Task ideas for Google Code-in/Getting started
This page will describe some steps you can take to get involved with the Apertium project in the Google Code-in. First of all, thanks for reading! We're very enthusiastic about getting new contributors to Apertium and to helping spread our passion for language technology.
So, what are the first steps ?
- Talk to us! This is the most important step! Nothing in Apertium is too hard without the right amount of help. And we like helping, so just get in contact. The best way to contact us is on IRC, and the best way to use IRC is with a client like irssi, weechat or hexchat.. A good tip is to hang out on IRC, even if no-one is talking when you enter. People can be in different time zones, and channel activity peaks depending on the time. Here's a list of the IRC nicks and wiki usernames of the mentors:
GCI name IRC nick wiki username Jonathan W firespeaker, jonorthwash Firespeaker
- Install Apertium: Not all tasks require Apertium to be installed, but if you're planning to work with Apertium, it's a good idea to do this early.
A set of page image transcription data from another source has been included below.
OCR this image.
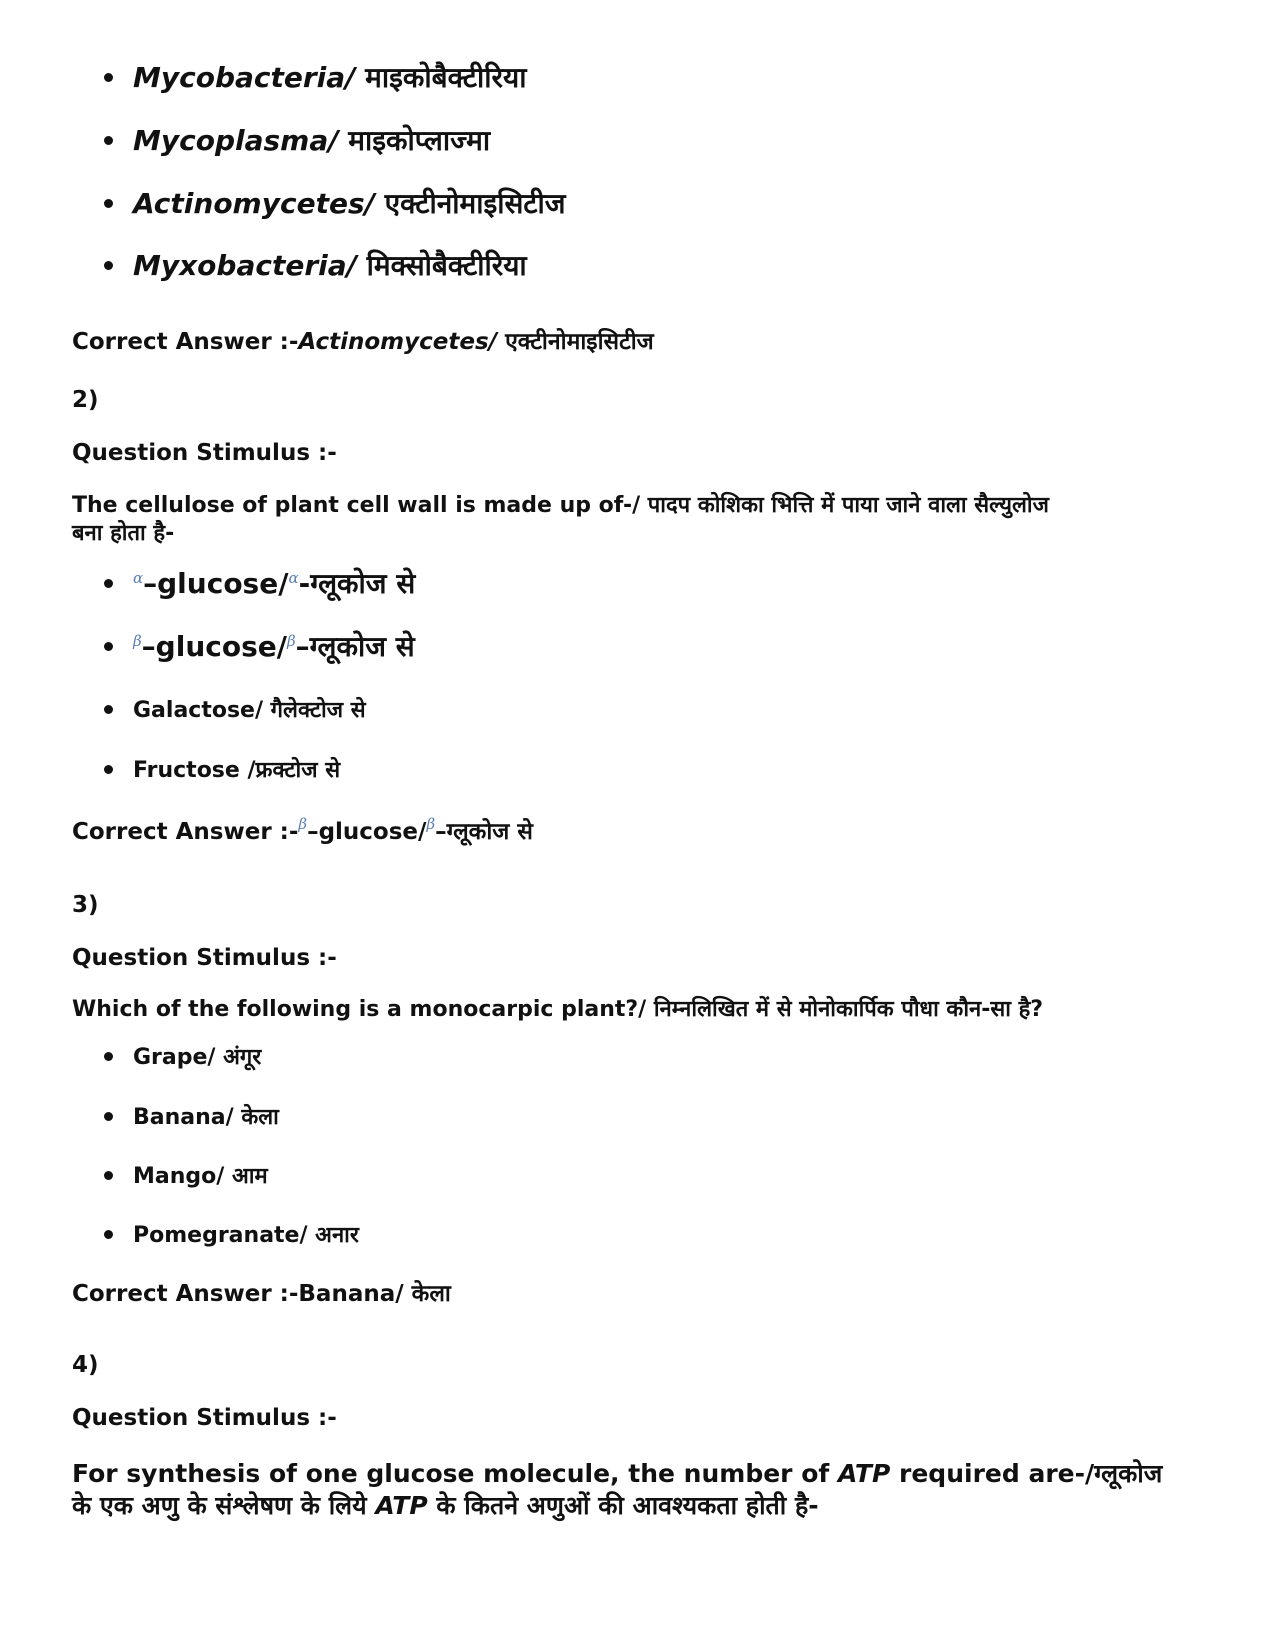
Mycobacteria/ माइकोबैक्टीरिया
Mycoplasma/ माइकोप्लाज्मा
Actinomycetes/ एक्टीनोमाइसिटीज
Myxobacteria/ मिक्सोबैक्टीरिया
Correct Answer :-Actinomycetes/ एक्टीनोमाइसिटीज
2)
Question Stimulus :-
The cellulose of plant cell wall is made up of-/ पादप कोशिका भित्ति में पाया जाने वाला सैल्युलोज
बना होता है-
$^\alpha$–glucose/$^\alpha$-ग्लूकोज से
$^\beta$–glucose/$^\beta$–ग्लूकोज से
Galactose/ गैलेक्टोज से
Fructose /फ्रक्टोज से
Correct Answer :-$^\beta$–glucose/$^\beta$–ग्लूकोज से
3)
Question Stimulus :-
Which of the following is a monocarpic plant?/ निम्नलिखित में से मोनोकार्पिक पौधा कौन-सा है?
Grape/ अंगूर
Banana/ केला
Mango/ आम
Pomegranate/ अनार
Correct Answer :-Banana/ केला
4)
Question Stimulus :-
For synthesis of one glucose molecule, the number of ATP required are-/ग्लूकोज
के एक अणु के संश्लेषण के लिये ATP के कितने अणुओं की आवश्यकता होती है-
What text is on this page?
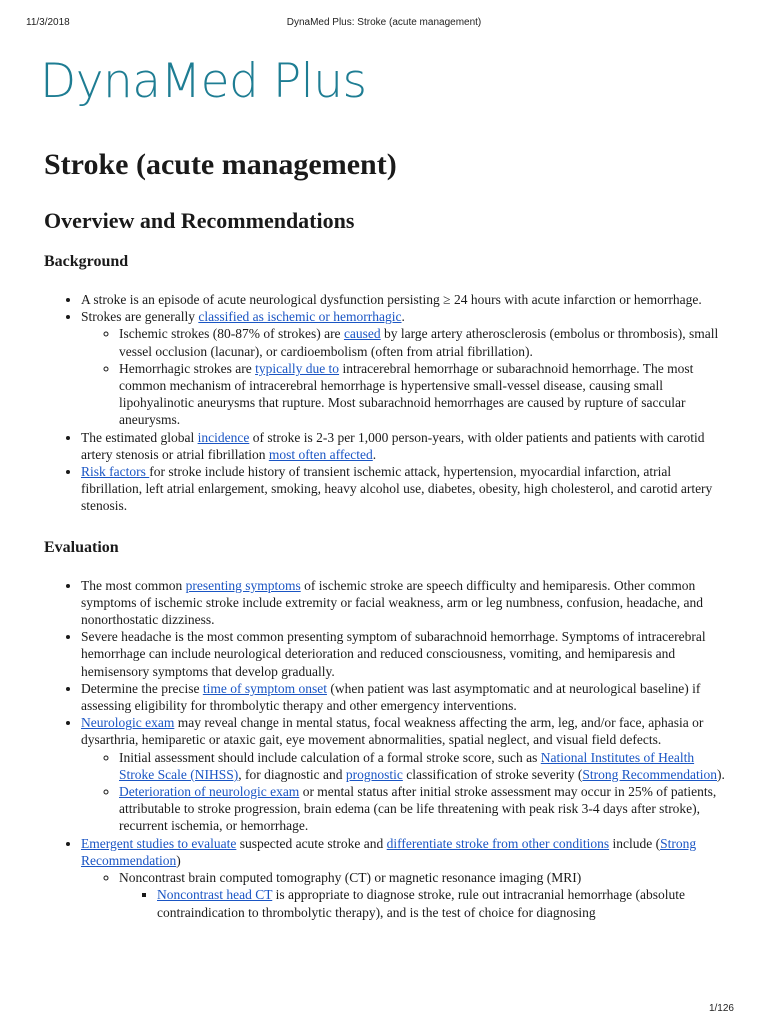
11/3/2018	DynaMed Plus: Stroke (acute management)
DynaMed Plus
Stroke (acute management)
Overview and Recommendations
Background
• A stroke is an episode of acute neurological dysfunction persisting ≥ 24 hours with acute infarction or hemorrhage.
• Strokes are generally classified as ischemic or hemorrhagic.
◦ Ischemic strokes (80-87% of strokes) are caused by large artery atherosclerosis (embolus or thrombosis), small vessel occlusion (lacunar), or cardioembolism (often from atrial fibrillation).
◦ Hemorrhagic strokes are typically due to intracerebral hemorrhage or subarachnoid hemorrhage. The most common mechanism of intracerebral hemorrhage is hypertensive small-vessel disease, causing small lipohyalinotic aneurysms that rupture. Most subarachnoid hemorrhages are caused by rupture of saccular aneurysms.
• The estimated global incidence of stroke is 2-3 per 1,000 person-years, with older patients and patients with carotid artery stenosis or atrial fibrillation most often affected.
• Risk factors for stroke include history of transient ischemic attack, hypertension, myocardial infarction, atrial fibrillation, left atrial enlargement, smoking, heavy alcohol use, diabetes, obesity, high cholesterol, and carotid artery stenosis.
Evaluation
• The most common presenting symptoms of ischemic stroke are speech difficulty and hemiparesis. Other common symptoms of ischemic stroke include extremity or facial weakness, arm or leg numbness, confusion, headache, and nonorthostatic dizziness.
• Severe headache is the most common presenting symptom of subarachnoid hemorrhage. Symptoms of intracerebral hemorrhage can include neurological deterioration and reduced consciousness, vomiting, and hemiparesis and hemisensory symptoms that develop gradually.
• Determine the precise time of symptom onset (when patient was last asymptomatic and at neurological baseline) if assessing eligibility for thrombolytic therapy and other emergency interventions.
• Neurologic exam may reveal change in mental status, focal weakness affecting the arm, leg, and/or face, aphasia or dysarthria, hemiparetic or ataxic gait, eye movement abnormalities, spatial neglect, and visual field defects.
◦ Initial assessment should include calculation of a formal stroke score, such as National Institutes of Health Stroke Scale (NIHSS), for diagnostic and prognostic classification of stroke severity (Strong Recommendation).
◦ Deterioration of neurologic exam or mental status after initial stroke assessment may occur in 25% of patients, attributable to stroke progression, brain edema (can be life threatening with peak risk 3-4 days after stroke), recurrent ischemia, or hemorrhage.
• Emergent studies to evaluate suspected acute stroke and differentiate stroke from other conditions include (Strong Recommendation)
◦ Noncontrast brain computed tomography (CT) or magnetic resonance imaging (MRI)
▪ Noncontrast head CT is appropriate to diagnose stroke, rule out intracranial hemorrhage (absolute contraindication to thrombolytic therapy), and is the test of choice for diagnosing
1/126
- Find an interesting task:
Things you might want to know.
For some tasks, you may need access to Apertium resources, like the wiki or our subversion repository. Usually this is no problem—you just need ask a mentor or an org admin (ask on IRC above).
Tasks on github
"Fix any bug" tasks
For tasks that point you at a repository and ask you to fix any bug, you should decide on a bug and tell your mentor which one you want to work on when you claim the task. You are also encouraged to come onto IRC (see above) and ask which bug might be a good one to work on given your background—i.e., discussing it with a mentor ahead of time.
Where is apertium code?
Apertium code is housed in several places:
- Most code, including the core tools, translation and language modules, and a number of other things, live in our svn repo. The language data is found in the following places:
- /languages - where stable monolingual language packages live
- /incubator - where the initial stages of language data development takes place, and sometimes stagnates
- /nursery - where translation modules that have begun to become useful/usable live
- /staging - where translation modules that are nearly ready—but are still not quite ready for production-environment use—live
- /trunk - where translation modules that are fully developed and considered stable live; also here is the main code base, etc.
- Many tools are also in svn, specifically /trunk/apertium-tools.
- Several tools live on github, including begiak (our IRC bot), APy (our web API), and html-tools (our website framework). The latter two of these are synchronised back into SVN (in /trunk/apertium-tools), but the main development occurs on github.
Language and translation modules
- Most translation modules are structured in the form of apertium-xxx-yyy, meaning it's a module that translates from language xxx to langauge yyy (and potentially the other way around).
- Some older language modules use two letter abbreviations, like apertium-xx-yy, but the standard now is three-letter
- Monolingual language modules are named apertium-xxx, where xxx is the ISO 639-3 code for the language
- All but some older translation modules rely on monolingual language modules
- Some monolingual language modules are based on HFST, and some are based on lttoolbox.
- You can install pre-compiled language and translation modules for end-user use from our package repositories, but if you'd like to work on the data, you need to download the relevant one(s) and compile it/them yourself.
- You can install pre-compiled core tools from our package repositories for end-user use or for developing language modules, but if you'd like to work on a particular tool, you need to download and compile it yourself.